I try to be cool. “Because I’m here, right?”

Kanako gives me a light punch on the shoulder. “Yeah, right. If that's true, then how come I'm not happy, either? I just feel an endless sense of meh. I can’t take it anymore. I didn’t even want to run for president. But my family said it would make everyone look good.”

She looks up at the sky, but the trees swaying in the breeze block her view of the plane. “I can’t wait for this to be over. Almost there. I’m gonna leave and never look back.”

I wasn’t aware of Kanako’s dreams of the future. “Where are you going?”

“Anywhere but here.”

“Can I come?”

Kanako looks at me and smiles. But she never answers.

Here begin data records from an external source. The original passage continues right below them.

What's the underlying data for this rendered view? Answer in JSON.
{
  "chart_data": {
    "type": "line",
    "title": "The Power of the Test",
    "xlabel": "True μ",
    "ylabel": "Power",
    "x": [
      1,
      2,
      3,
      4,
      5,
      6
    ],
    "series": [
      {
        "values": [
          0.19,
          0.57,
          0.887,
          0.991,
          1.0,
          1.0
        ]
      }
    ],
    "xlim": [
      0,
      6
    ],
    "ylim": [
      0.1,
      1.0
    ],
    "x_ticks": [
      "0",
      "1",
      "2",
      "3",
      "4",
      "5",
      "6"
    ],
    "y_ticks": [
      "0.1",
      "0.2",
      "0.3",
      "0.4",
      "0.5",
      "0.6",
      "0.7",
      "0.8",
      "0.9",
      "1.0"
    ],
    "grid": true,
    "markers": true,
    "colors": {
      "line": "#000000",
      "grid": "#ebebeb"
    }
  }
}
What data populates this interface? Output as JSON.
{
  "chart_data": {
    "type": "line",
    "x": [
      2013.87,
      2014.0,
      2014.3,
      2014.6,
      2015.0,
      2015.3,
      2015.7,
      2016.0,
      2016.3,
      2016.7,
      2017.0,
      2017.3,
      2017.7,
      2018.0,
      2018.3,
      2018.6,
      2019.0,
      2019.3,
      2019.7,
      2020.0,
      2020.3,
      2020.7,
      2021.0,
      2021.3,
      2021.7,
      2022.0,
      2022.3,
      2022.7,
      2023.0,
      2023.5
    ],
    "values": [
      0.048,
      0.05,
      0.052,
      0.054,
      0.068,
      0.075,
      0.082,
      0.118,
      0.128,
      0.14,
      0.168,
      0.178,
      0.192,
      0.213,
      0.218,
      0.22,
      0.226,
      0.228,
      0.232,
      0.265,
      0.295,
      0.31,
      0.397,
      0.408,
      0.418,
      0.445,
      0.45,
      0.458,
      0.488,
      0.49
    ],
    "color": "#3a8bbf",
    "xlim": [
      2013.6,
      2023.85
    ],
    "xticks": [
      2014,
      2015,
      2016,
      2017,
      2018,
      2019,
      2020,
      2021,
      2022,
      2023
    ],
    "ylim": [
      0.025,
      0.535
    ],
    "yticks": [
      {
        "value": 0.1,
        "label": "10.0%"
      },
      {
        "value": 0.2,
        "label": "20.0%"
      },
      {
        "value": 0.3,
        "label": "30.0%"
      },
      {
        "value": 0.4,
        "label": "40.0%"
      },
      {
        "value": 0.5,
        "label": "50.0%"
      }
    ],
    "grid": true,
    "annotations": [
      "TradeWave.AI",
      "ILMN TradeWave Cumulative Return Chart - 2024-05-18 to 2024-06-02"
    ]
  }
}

Letters fly across my vision as I rocket out of my sleeping mat. I catch my breath, hyperventilating, rubbing my face. I’m in Shuten village in the mountains of Yoshiaki. The early dawn slinks in through the window. A desk blocks my vision of Shizuko, but suddenly, she’s there, resting her hands on it, peering down at me.

“What’s wrong?”

I don’t know where to start. Everything feels messed up.

“It’s just…I feel like I had the longest dream.”

And I need that dream to continue. I can’t let go. Because it’s those golden days of early summer that keep me going. I know I’m only remembering the good. But if those good days disappear from my memory, and all I’m left with is the future, then what the hell is the point of anything?

I need to finish things, flickering candles and dying daydreams. Settle this once and for all.

“I’m sorry,” I say softly. “But I can’t stay put. I have to see the temple with the eternal flame.”